UNIVERSITY PARK, Pa. -- How do consumers decide when faced with the option of buying a traditional product or a competing product that is marketed as “green”? Penn State Smeal College of Business faculty member Karen Winterich and her colleagues set out to develop a scale of “green consumption values” to help predict which consumers will prefer to purchase environmentally friendly products.
The researchers define “green consumption values” as the tendency of consumers to express the value of environmental protection through the goods and services they purchase. To measure those values, researchers developed a six-item measure they call the GREEN scale, consisting of the following statements:
- It is important to me that the products I use do not harm the environment.
- I consider the potential environmental impact of my actions when making many of my decisions.
- My purchase habits are affected by my concern for the environment.
- I am concerned about wasting the resources of our planet.
- I would describe myself as environmentally responsible.
- I am willing to be inconvenienced in order to take actions that are more environmentally friendly.
“Our primary goal is to develop a concise measure of exclusively green consumption values, as opposed to broader attitudes toward socially responsible behavior or environmental consciousness,” the researchers wrote in an article to be published in the Journal of Consumer Psychology.

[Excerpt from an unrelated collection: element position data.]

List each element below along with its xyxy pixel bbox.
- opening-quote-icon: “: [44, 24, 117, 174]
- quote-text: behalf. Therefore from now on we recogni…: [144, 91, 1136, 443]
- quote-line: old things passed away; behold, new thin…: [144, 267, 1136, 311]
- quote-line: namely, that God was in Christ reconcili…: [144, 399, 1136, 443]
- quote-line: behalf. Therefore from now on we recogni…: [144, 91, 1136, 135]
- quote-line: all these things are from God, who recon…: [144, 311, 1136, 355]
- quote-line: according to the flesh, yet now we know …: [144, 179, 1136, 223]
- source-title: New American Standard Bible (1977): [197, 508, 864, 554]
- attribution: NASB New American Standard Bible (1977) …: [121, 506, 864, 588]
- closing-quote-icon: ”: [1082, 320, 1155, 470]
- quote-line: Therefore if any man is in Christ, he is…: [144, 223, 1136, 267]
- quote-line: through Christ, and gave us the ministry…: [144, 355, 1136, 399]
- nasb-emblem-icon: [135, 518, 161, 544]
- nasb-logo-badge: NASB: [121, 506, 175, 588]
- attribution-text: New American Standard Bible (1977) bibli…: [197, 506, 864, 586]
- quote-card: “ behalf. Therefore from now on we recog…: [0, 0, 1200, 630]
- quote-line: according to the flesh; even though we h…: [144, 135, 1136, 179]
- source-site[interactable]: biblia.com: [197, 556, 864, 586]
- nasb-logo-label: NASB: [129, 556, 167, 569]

In applying the GREEN scale across a series of six studies, the researchers also found that green consumption values tend to exist within a larger network of ideas and beliefs about conservation.
“We demonstrate that green consumption values are strongly related to the careful use of not just collective, environmental resources, but also personal resources,” the researchers wrote. “That is, both the tendency to use financial resources wisely … and the tendency to use physical resources wisely … are positively correlated with green consumption values.”
In other words, consumers that value green consumption also tend to value financial savings and reuse and repurpose goods rather than quickly disposing of them. Consumers with this set of values may experience some conflict if environmentally friendly products are more expensive or less effective than their traditional counterparts. How do consumers resolve this?
The researchers found that consumers with high green consumption values tend to evaluate products that align with these values more favorably. This “motivated reasoning” tends to counteract the perception that environmentally friendly products are less effective and/or more costly.
The GREEN scale, say the researchers, can be useful to marketing practitioners in predicting consumer preference for environmentally friendly products in a particular market or demographic.
“For example, marketers may need to continue to emphasize a value-conscious focus when positioning [environmentally friendly] products to reach consumers with higher green consumption values that also value personal financial resources,” the researchers wrote.
In addition, it can help marketing researchers understand how a consumer’s values affect his or her responses to environmentally based marketing actions.
Because of the motivated reasoning aspect, marketers “may need to focus more on what can be done to increase purchase of [environmentally friendly] products among consumers with weaker green consumption values since those with stronger green consumption values are motivated to do so on their own,” the researchers wrote.
Winterich’s coauthors include Kelly L. Haws of the Vanderbilt University Owen Graduate School of Management and Rebecca Walker Naylor of the Ohio State University Fisher College of Business.